Он огляделся. Берег — пустой, плоский, серый. Северное побережье? Голландия? Нет, скалы слишком высоки для Голландии, и песок другого цвета — не жёлтый, а какой-то пепельный, будто земля здесь давно перегорела. Норвегия, может быть. Или дальше к северу. Небо висело низко, как потолок в матросском кабаке — давило, цеплялось за верхушки утёсов. Пахло солью и гниющей рыбой.
А корабля не было.
Он посмотрел в море — долго, минуту, две, пять — и ничего. Пусто. Серая вода до горизонта, мелкая рябь, ни паруса, ни мачты, ни огня Святого Эльма. «Летучий голландец» исчез, как исчезает дурной сон при пробуждении; только вот после дурного сна не просыпаешься на незнакомом берегу, мокрый, в одежде, которой триста лет.

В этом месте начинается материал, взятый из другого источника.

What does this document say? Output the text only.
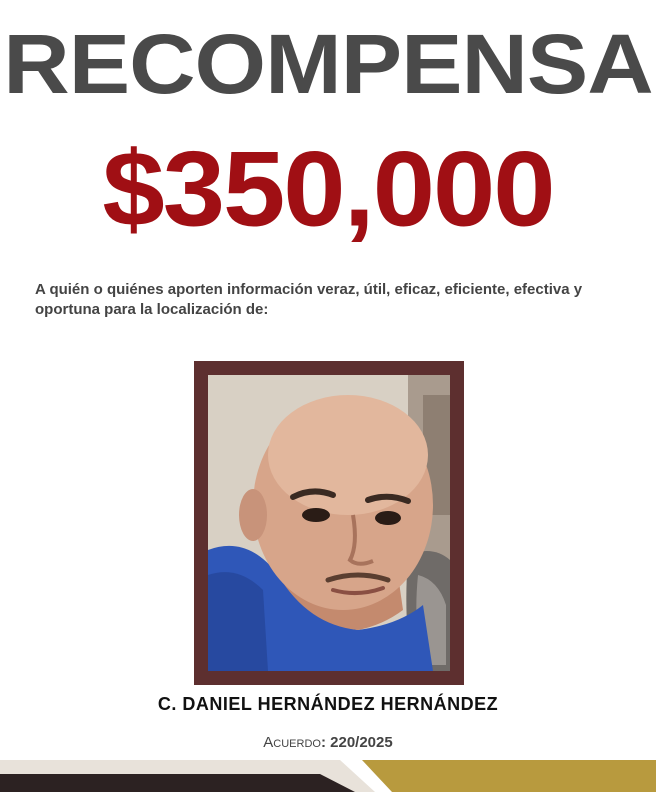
RECOMPENSA
$350,000
A quién o quiénes aporten información veraz, útil, eficaz, eficiente, efectiva y oportuna para la localización de:
C. DANIEL HERNÁNDEZ HERNÁNDEZ
Acuerdo: 220/2025
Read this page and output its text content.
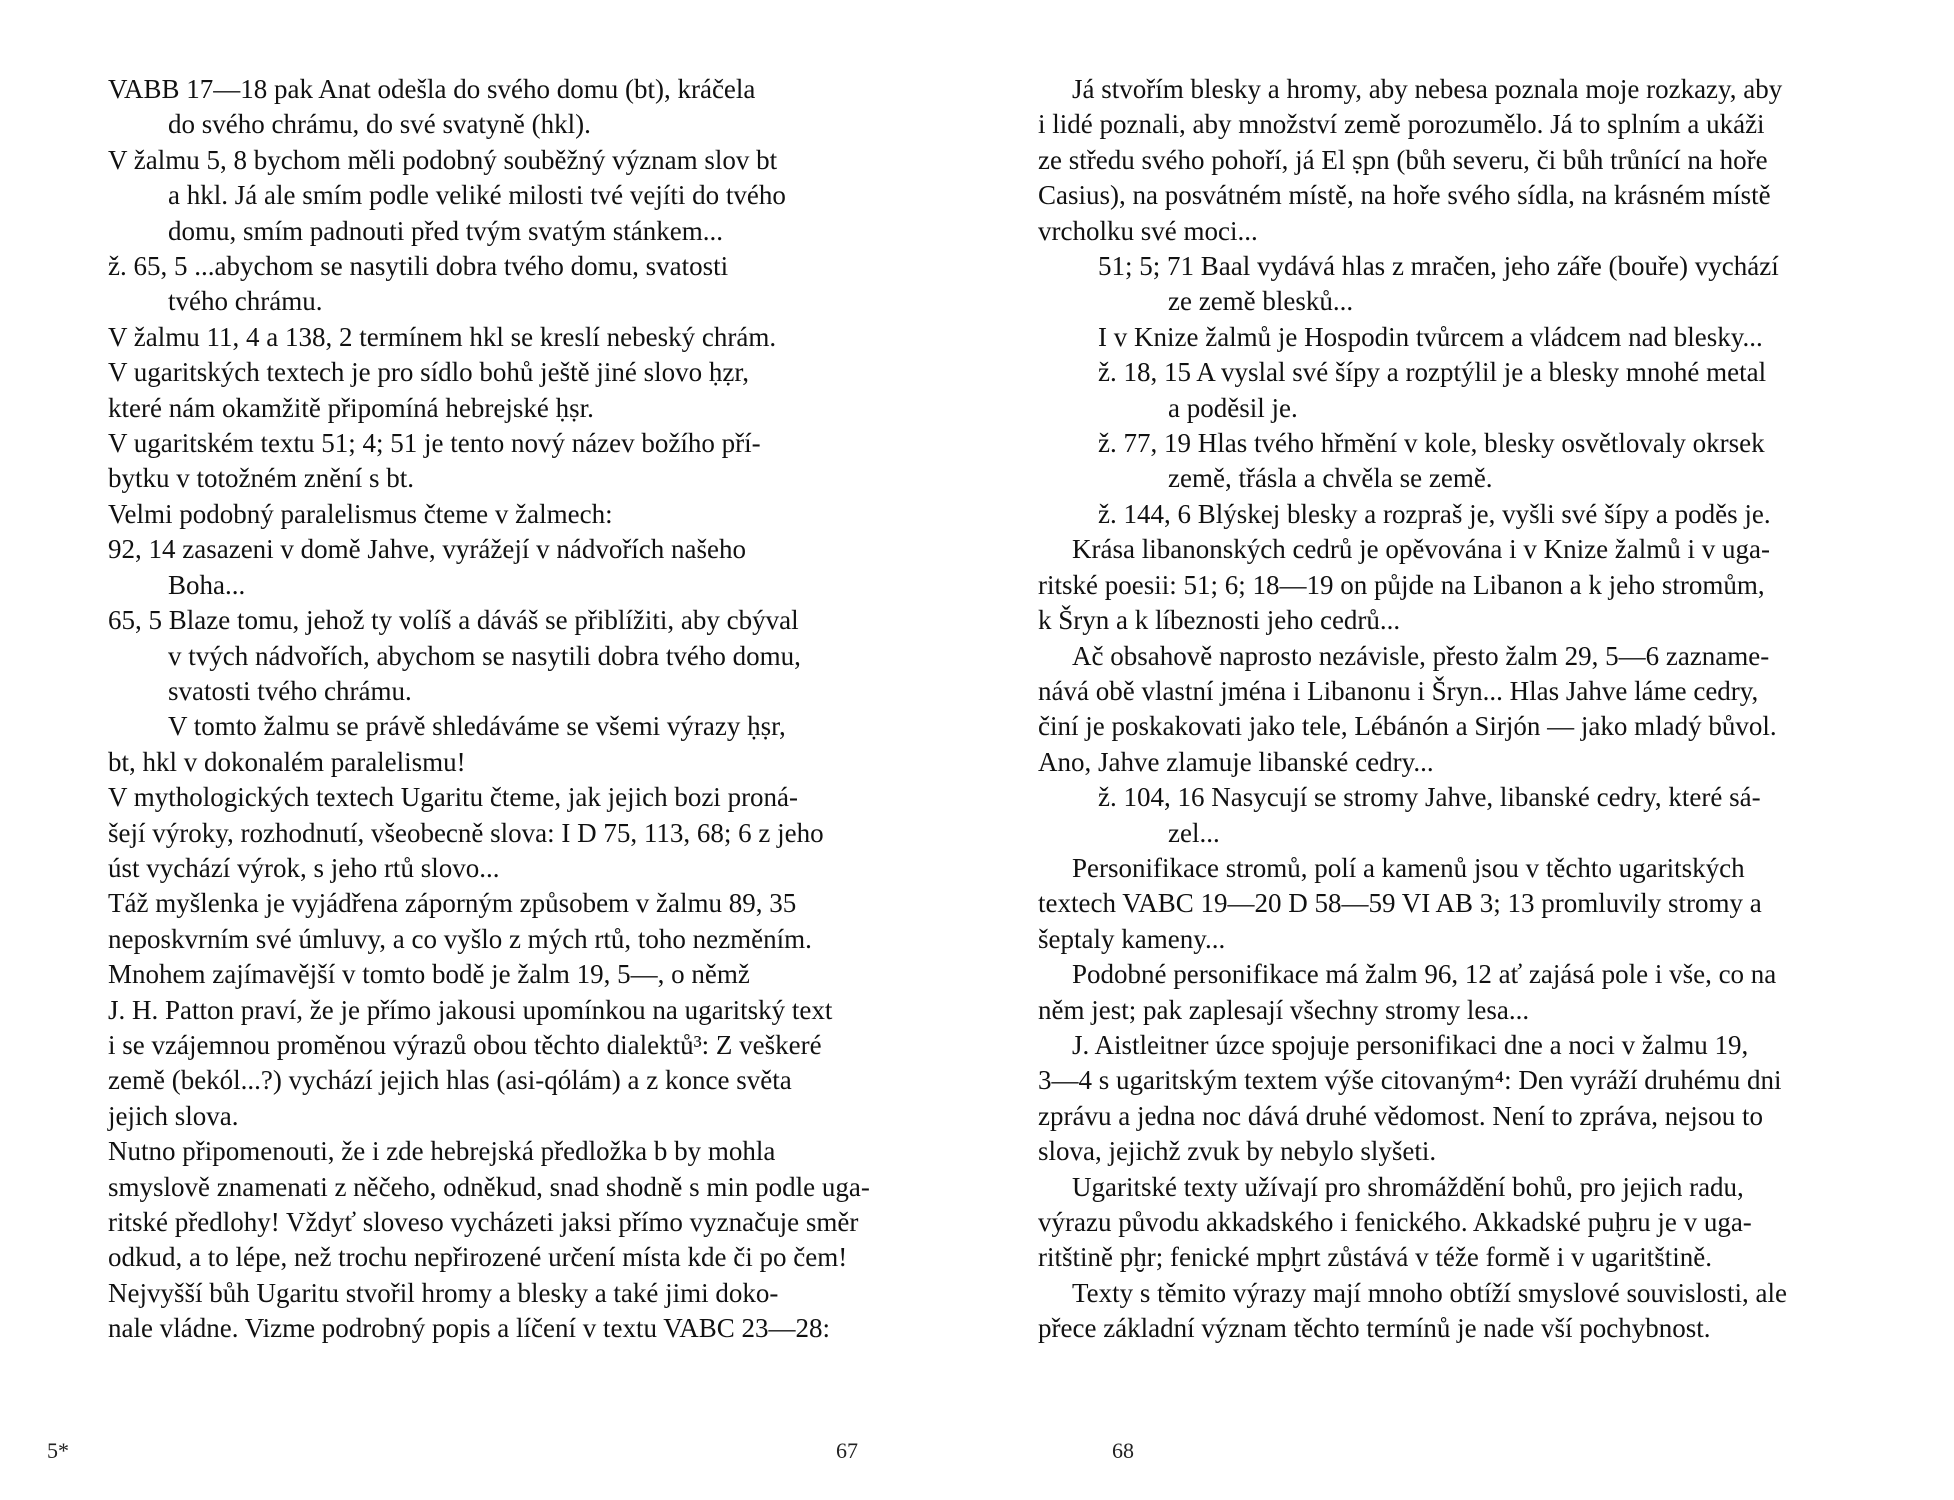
VABB 17—18 pak Anat odešla do svého domu (bt), kráčela
do svého chrámu, do své svatyně (hkl).
V žalmu 5, 8 bychom měli podobný souběžný význam slov bt
a hkl. Já ale smím podle veliké milosti tvé vejíti do tvého
domu, smím padnouti před tvým svatým stánkem...
ž. 65, 5 ...abychom se nasytili dobra tvého domu, svatosti
tvého chrámu.
V žalmu 11, 4 a 138, 2 termínem hkl se kreslí nebeský chrám.
V ugaritských textech je pro sídlo bohů ještě jiné slovo ḥẓr,
které nám okamžitě připomíná hebrejské ḥṣr.
V ugaritském textu 51; 4; 51 je tento nový název božího pří-
bytku v totožném znění s bt.
Velmi podobný paralelismus čteme v žalmech:
92, 14 zasazeni v domě Jahve, vyrážejí v nádvořích našeho
Boha...
65, 5 Blaze tomu, jehož ty volíš a dáváš se přiblížiti, aby cbýval
v tvých nádvořích, abychom se nasytili dobra tvého domu,
svatosti tvého chrámu.
V tomto žalmu se právě shledáváme se všemi výrazy ḥṣr,
bt, hkl v dokonalém paralelismu!
V mythologických textech Ugaritu čteme, jak jejich bozi proná-
šejí výroky, rozhodnutí, všeobecně slova: I D 75, 113, 68; 6 z jeho
úst vychází výrok, s jeho rtů slovo...
Táž myšlenka je vyjádřena záporným způsobem v žalmu 89, 35
neposkvrním své úmluvy, a co vyšlo z mých rtů, toho nezměním.
Mnohem zajímavější v tomto bodě je žalm 19, 5—, o němž
J. H. Patton praví, že je přímo jakousi upomínkou na ugaritský text
i se vzájemnou proměnou výrazů obou těchto dialektů³: Z veškeré
země (bekól...?) vychází jejich hlas (asi-qólám) a z konce světa
jejich slova.
Nutno připomenouti, že i zde hebrejská předložka b by mohla
smyslově znamenati z něčeho, odněkud, snad shodně s min podle uga-
ritské předlohy! Vždyť sloveso vycházeti jaksi přímo vyznačuje směr
odkud, a to lépe, než trochu nepřirozené určení místa kde či po čem!
Nejvyšší bůh Ugaritu stvořil hromy a blesky a také jimi doko-
nale vládne. Vizme podrobný popis a líčení v textu VABC 23—28:
Já stvořím blesky a hromy, aby nebesa poznala moje rozkazy, aby
i lidé poznali, aby množství země porozumělo. Já to splním a ukáži
ze středu svého pohoří, já El ṣpn (bůh severu, či bůh trůnící na hoře
Casius), na posvátném místě, na hoře svého sídla, na krásném místě
vrcholku své moci...
51; 5; 71 Baal vydává hlas z mračen, jeho záře (bouře) vychází
ze země blesků...
I v Knize žalmů je Hospodin tvůrcem a vládcem nad blesky...
ž. 18, 15 A vyslal své šípy a rozptýlil je a blesky mnohé metal
a poděsil je.
ž. 77, 19 Hlas tvého hřmění v kole, blesky osvětlovaly okrsek
země, třásla a chvěla se země.
ž. 144, 6 Blýskej blesky a rozpraš je, vyšli své šípy a poděs je.
Krása libanonských cedrů je opěvována i v Knize žalmů i v uga-
ritské poesii: 51; 6; 18—19 on půjde na Libanon a k jeho stromům,
k Šryn a k líbeznosti jeho cedrů...
Ač obsahově naprosto nezávisle, přesto žalm 29, 5—6 zazname-
nává obě vlastní jména i Libanonu i Šryn... Hlas Jahve láme cedry,
činí je poskakovati jako tele, Lébánón a Sirjón — jako mladý bůvol.
Ano, Jahve zlamuje libanské cedry...
ž. 104, 16 Nasycují se stromy Jahve, libanské cedry, které sá-
zel...
Personifikace stromů, polí a kamenů jsou v těchto ugaritských
textech VABC 19—20 D 58—59 VI AB 3; 13 promluvily stromy a
šeptaly kameny...
Podobné personifikace má žalm 96, 12 ať zajásá pole i vše, co na
něm jest; pak zaplesají všechny stromy lesa...
J. Aistleitner úzce spojuje personifikaci dne a noci v žalmu 19,
3—4 s ugaritským textem výše citovaným⁴: Den vyráží druhému dni
zprávu a jedna noc dává druhé vědomost. Není to zpráva, nejsou to
slova, jejichž zvuk by nebylo slyšeti.
Ugaritské texty užívají pro shromáždění bohů, pro jejich radu,
výrazu původu akkadského i fenického. Akkadské puḫru je v uga-
ritštině pḫr; fenické mpḫrt zůstává v téže formě i v ugaritštině.
Texty s těmito výrazy mají mnoho obtíží smyslové souvislosti, ale
přece základní význam těchto termínů je nade vší pochybnost.
5*	67	68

Триста лет. Или больше. Он не знал точно.
Сента.
Имя вспыхнуло — не в голове, а где-то в рёбрах, в том месте, где у нормальных людей болит, когда они теряют. Он помнил её лицо. Бледное. Решительное. Совершенно безумное — кто в здравом уме бросается со скалы ради призрака? Но она бросилась; и скала была настоящая, и камни внизу были настоящие, и волны, принявшие её тело, не имели малейшего касательства к проклятиям и легендам — просто вода, просто холод, просто смерть.
А он — выжил.
В этом была чудовищная, оскорбительная несправедливость, которую Вандердекен пока не мог осмыслить целиком. Она отдала жизнь — и он получил свою. Обмен. Как на рынке: рыбу на муку, душу на пульс. Мерзость.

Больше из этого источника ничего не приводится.